If you're looking for your first poker book, this is not the one. If you're looking for your 20th poker book, this still isn't the one. If you're stuck on a plane for two hours and the choice is the in-flight magazine vs. this book, then this book is for you.
Scott Fishman said in an interview with Phil Gordon that he hates reading books, and that he wrote this book so you can skim it in a couple of hours. He's certainly accomplished that, as this book is almost completely devoid of any content. It is full of "filler" material, like the rules of the game, hand rankings, a bunch of blank forms for keeping track of session notes, sample tournament structures, etc.
Also, he asked a few pros "What is your #1 tip for aspiring players?" The result are platitudes like "practice makes perfect", "do not dwell on your mistakes", and "focus on exploiting weaknesses in players who are worse than you". This kind of stuff takes up another dozen pages.

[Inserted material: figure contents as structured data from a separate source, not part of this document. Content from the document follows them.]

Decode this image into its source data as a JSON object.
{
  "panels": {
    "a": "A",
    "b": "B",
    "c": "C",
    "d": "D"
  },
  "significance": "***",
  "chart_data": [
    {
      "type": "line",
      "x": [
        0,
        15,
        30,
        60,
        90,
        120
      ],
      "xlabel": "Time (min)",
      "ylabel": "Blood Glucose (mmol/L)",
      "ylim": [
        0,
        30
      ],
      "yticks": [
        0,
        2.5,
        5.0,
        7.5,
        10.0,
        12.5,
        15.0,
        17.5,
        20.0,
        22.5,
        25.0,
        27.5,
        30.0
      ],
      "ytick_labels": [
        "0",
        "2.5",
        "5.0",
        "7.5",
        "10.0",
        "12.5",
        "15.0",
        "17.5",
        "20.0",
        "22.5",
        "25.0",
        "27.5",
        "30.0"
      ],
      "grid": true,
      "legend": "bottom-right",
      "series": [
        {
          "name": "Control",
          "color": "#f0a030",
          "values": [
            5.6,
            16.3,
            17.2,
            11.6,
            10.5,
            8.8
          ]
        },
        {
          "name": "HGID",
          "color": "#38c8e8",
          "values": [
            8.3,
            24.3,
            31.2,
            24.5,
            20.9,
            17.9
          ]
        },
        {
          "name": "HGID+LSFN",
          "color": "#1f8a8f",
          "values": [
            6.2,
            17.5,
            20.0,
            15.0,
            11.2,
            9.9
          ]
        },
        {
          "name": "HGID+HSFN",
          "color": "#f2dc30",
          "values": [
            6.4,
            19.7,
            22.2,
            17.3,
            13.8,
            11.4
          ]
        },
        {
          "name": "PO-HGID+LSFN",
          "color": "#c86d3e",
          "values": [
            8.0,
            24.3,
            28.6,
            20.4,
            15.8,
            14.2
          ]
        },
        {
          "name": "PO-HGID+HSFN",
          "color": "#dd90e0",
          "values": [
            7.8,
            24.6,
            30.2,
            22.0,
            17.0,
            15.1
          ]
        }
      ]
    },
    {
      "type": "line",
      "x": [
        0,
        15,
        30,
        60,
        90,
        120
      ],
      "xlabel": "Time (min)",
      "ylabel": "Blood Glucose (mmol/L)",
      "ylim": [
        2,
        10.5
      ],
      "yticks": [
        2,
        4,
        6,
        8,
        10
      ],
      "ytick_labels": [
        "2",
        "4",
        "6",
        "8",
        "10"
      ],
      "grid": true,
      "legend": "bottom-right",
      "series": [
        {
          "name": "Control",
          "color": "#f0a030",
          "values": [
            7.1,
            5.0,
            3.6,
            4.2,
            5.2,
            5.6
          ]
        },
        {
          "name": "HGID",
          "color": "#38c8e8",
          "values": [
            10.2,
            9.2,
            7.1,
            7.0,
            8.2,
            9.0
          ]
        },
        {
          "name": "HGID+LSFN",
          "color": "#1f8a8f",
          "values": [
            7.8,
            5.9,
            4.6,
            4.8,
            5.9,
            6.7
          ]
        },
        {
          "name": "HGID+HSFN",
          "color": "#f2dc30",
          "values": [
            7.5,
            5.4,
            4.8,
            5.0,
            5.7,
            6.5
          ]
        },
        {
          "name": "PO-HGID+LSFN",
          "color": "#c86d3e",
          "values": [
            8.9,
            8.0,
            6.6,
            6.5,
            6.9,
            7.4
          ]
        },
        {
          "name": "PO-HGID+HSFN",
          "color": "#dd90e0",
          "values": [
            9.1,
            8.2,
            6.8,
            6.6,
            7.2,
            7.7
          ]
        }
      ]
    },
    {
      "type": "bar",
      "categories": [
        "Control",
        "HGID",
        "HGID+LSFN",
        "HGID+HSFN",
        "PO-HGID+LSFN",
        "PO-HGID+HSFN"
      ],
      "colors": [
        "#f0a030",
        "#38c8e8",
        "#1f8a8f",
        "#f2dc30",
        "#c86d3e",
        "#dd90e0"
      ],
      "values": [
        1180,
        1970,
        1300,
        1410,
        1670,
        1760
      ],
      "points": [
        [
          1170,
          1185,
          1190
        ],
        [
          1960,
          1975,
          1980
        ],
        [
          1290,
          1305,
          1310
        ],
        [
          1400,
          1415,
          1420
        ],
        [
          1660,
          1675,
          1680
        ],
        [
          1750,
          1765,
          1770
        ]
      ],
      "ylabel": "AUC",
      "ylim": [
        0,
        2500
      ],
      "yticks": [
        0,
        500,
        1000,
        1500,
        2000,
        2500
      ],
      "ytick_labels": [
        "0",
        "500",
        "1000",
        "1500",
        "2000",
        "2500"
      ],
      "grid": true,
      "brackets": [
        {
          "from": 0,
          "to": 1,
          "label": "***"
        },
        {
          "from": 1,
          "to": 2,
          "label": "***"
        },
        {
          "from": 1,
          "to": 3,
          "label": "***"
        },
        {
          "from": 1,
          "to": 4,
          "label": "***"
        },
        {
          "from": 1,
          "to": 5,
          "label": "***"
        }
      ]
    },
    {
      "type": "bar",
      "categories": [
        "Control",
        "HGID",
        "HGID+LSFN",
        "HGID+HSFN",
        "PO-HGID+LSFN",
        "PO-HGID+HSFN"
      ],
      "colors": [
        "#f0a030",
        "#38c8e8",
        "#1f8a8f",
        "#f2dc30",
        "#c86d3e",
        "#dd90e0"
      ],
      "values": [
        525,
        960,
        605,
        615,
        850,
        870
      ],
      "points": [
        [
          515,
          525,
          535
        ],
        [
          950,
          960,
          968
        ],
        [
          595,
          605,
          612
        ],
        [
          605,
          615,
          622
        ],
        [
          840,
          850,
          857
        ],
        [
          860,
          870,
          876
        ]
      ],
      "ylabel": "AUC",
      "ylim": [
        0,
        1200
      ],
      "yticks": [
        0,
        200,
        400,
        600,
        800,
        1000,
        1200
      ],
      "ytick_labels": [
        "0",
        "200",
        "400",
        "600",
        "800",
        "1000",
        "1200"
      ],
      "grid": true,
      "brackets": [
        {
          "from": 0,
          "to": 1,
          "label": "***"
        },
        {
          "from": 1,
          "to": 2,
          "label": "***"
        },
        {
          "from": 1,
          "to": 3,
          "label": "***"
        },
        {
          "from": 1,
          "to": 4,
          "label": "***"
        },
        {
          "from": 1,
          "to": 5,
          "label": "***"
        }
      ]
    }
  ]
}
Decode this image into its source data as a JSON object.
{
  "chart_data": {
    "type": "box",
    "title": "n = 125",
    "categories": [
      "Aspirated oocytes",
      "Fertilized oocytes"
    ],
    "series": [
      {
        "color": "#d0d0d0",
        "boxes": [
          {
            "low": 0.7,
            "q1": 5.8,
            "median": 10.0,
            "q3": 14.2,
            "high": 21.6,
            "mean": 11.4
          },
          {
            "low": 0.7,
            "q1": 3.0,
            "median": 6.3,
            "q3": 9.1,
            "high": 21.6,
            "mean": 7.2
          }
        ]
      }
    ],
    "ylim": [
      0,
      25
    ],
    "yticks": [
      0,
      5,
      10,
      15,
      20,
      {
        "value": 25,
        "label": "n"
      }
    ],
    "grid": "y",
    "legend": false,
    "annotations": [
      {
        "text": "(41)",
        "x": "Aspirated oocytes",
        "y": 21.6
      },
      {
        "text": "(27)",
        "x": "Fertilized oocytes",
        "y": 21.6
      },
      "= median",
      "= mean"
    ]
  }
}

His main "message" can be summed up like this: there isn't a single correct style, you'll have to find what works best for you. Don't read books (he didn't), just put in time at the tables, talk to experts, practice a lot, and you'll eventually get pretty good.
Here's my favorite bit of "advice" from his book: "Before I choose a Sit-n-Go, I like to take a look at two or three that are already running to find a 'lucky seat.'...I know this sounds ridiculous, but I'll talk more about positive superstitions in the next chapter." Now mind you, the book doesn't talk about pot-odds until the appendix, where he goes on to say that they're not really important, because "odds are nearly impossible to calculate accurately." Wow! Picking a lucky seat is worth talking about, but basic concepts like pot-odds aren't?!?!
The only thing that makes this book two stars rather than completely worthless is his chapter on Sit-n-Gos. He actually shares some specific strategy ideas that are pretty interesting.
Finally, there is almost nothing in this book that is specific to online poker. Any decent discussion would have to cover the tools specific to online, such as Pokertracker and how to interpret the various stats it generates, which he barely mentions.
I think you get the picture: a quick read, lots of generalities, a waste of time.